Perhaps these districts need to do more to entice their best students to consider working for them. Early forms of internships might catch some promising seniors who may want to try becoming teachers, counselors, or therapists. Following the model some charter schools use, these districts might do well to run magnet schools that focus on administrative office skills as a vocation. Urban education academy schools could be effective (though I know of an urban district that has one of these that does little with the model). Such a school could partner with local universities to become a lab school for teacher candidates interested in urban education. Perhaps some of the student teachers passing through will be motivated to stay. Well-advertised job fairs that reach out to colleges—in and out of the city—could help send the message of need and the notion of districts being worthwhile places to work.

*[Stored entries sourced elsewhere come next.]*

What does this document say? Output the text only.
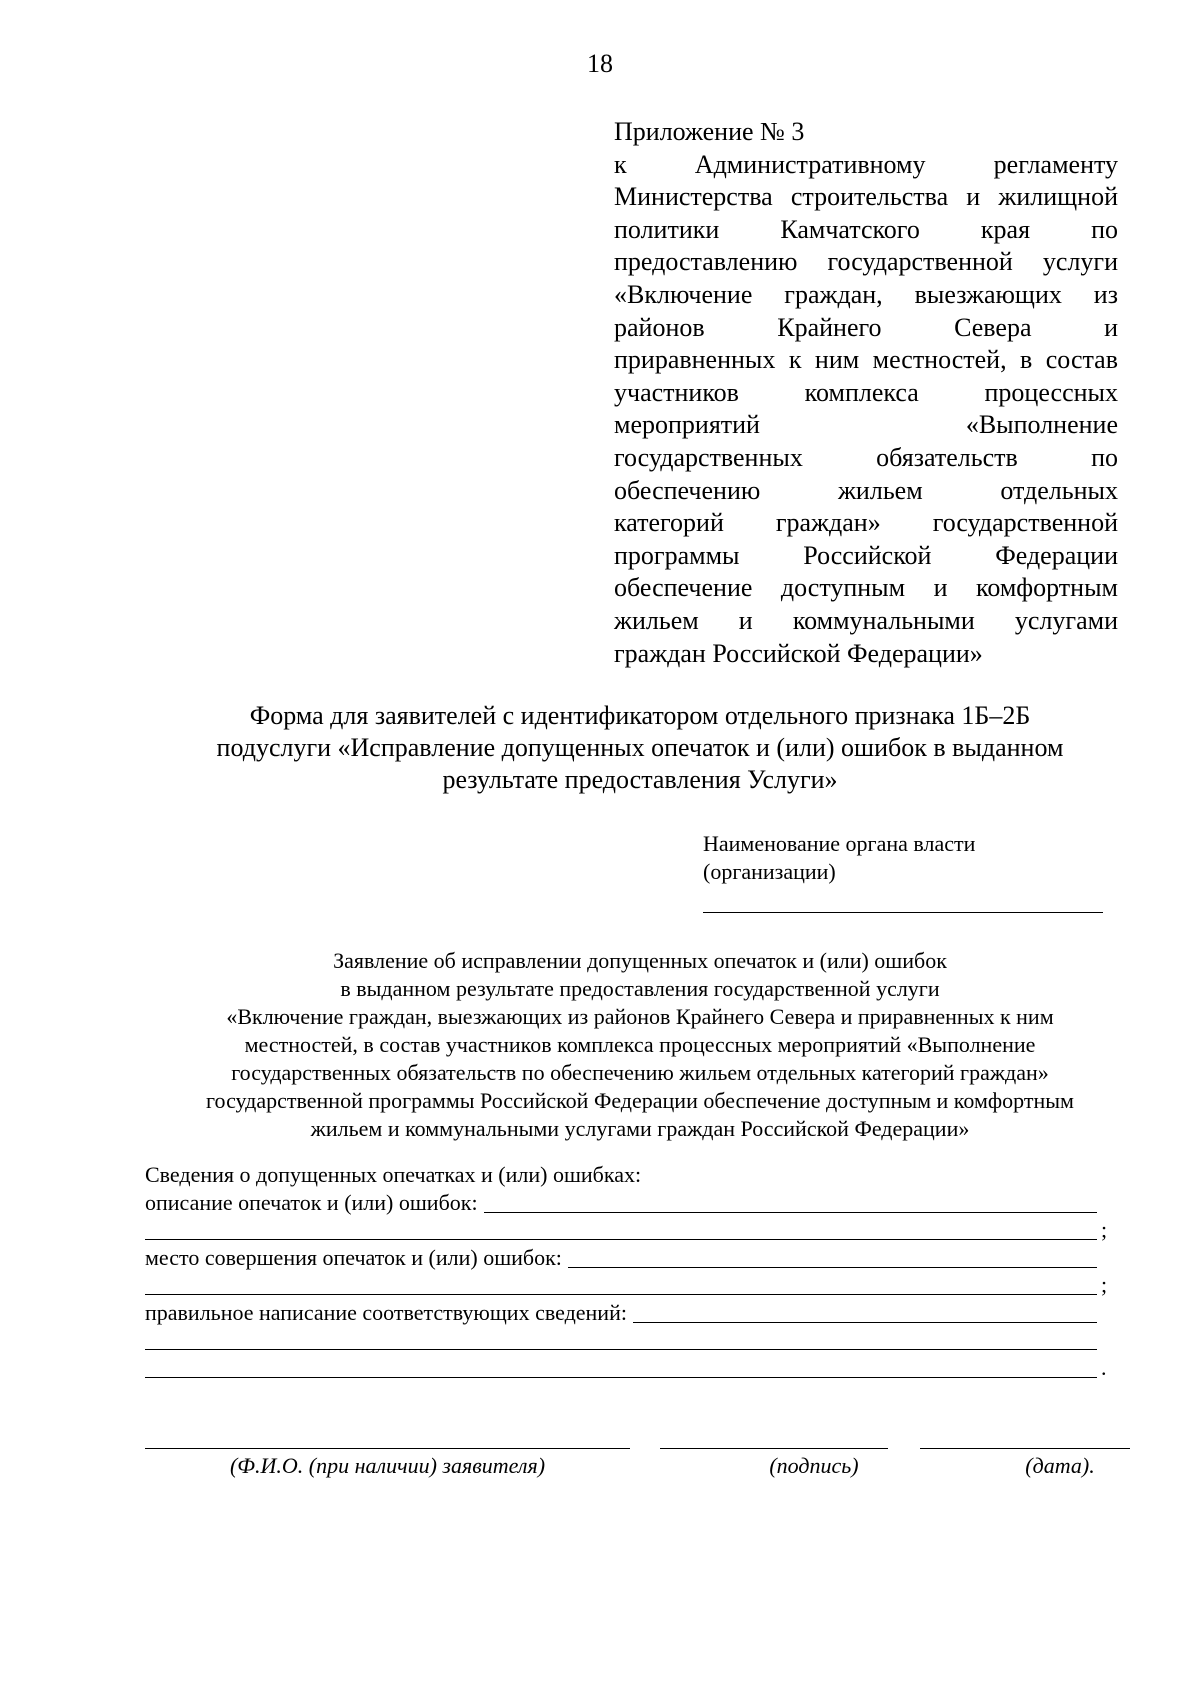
18
Приложение № 3
к Административному регламенту
Министерства строительства и жилищной
политики Камчатского края по
предоставлению государственной услуги
«Включение граждан, выезжающих из
районов Крайнего Севера и
приравненных к ним местностей, в состав
участников комплекса процессных
мероприятий «Выполнение
государственных обязательств по
обеспечению жильем отдельных
категорий граждан» государственной
программы Российской Федерации
обеспечение доступным и комфортным
жильем и коммунальными услугами
граждан Российской Федерации»
Форма для заявителей с идентификатором отдельного признака 1Б–2Б
подуслуги «Исправление допущенных опечаток и (или) ошибок в выданном
результате предоставления Услуги»
Наименование органа власти
(организации)
Заявление об исправлении допущенных опечаток и (или) ошибок
в выданном результате предоставления государственной услуги
«Включение граждан, выезжающих из районов Крайнего Севера и приравненных к ним
местностей, в состав участников комплекса процессных мероприятий «Выполнение
государственных обязательств по обеспечению жильем отдельных категорий граждан»
государственной программы Российской Федерации обеспечение доступным и комфортным
жильем и коммунальными услугами граждан Российской Федерации»
Сведения о допущенных опечатках и (или) ошибках:
описание опечаток и (или) ошибок:
;
место совершения опечаток и (или) ошибок:
;
правильное написание соответствующих сведений:
.
(Ф.И.О. (при наличии) заявителя)	(подпись)	(дата).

Though budgets might limit this, maybe incentives could be used to draw employees from outside the cities. A university partnering with one of these academy model schools might be able to spare some tuition vouchers for those willing to commute to work in cities.
I’ve seen urban education at its lowest. To my disappointment, I’ve felt part of what has weighed down the enterprise has been the tendency of these schools to hire their own. In more instances than I can recount, this seems to have been more of a problem than an asset. Critics of urban schools would be wise to consider this as a contributing factor to the slow progress in these schools. Along the way, I’ve seen the work of outstanding professionals, many of them products of the districts in which they’ve worked. These individuals truly are living beacons of hope. Urban schools can mine their resources differently for their betterment. The talent I’ve seen firsthand convinces me that the mediocrity I’ve seen can be surpassed.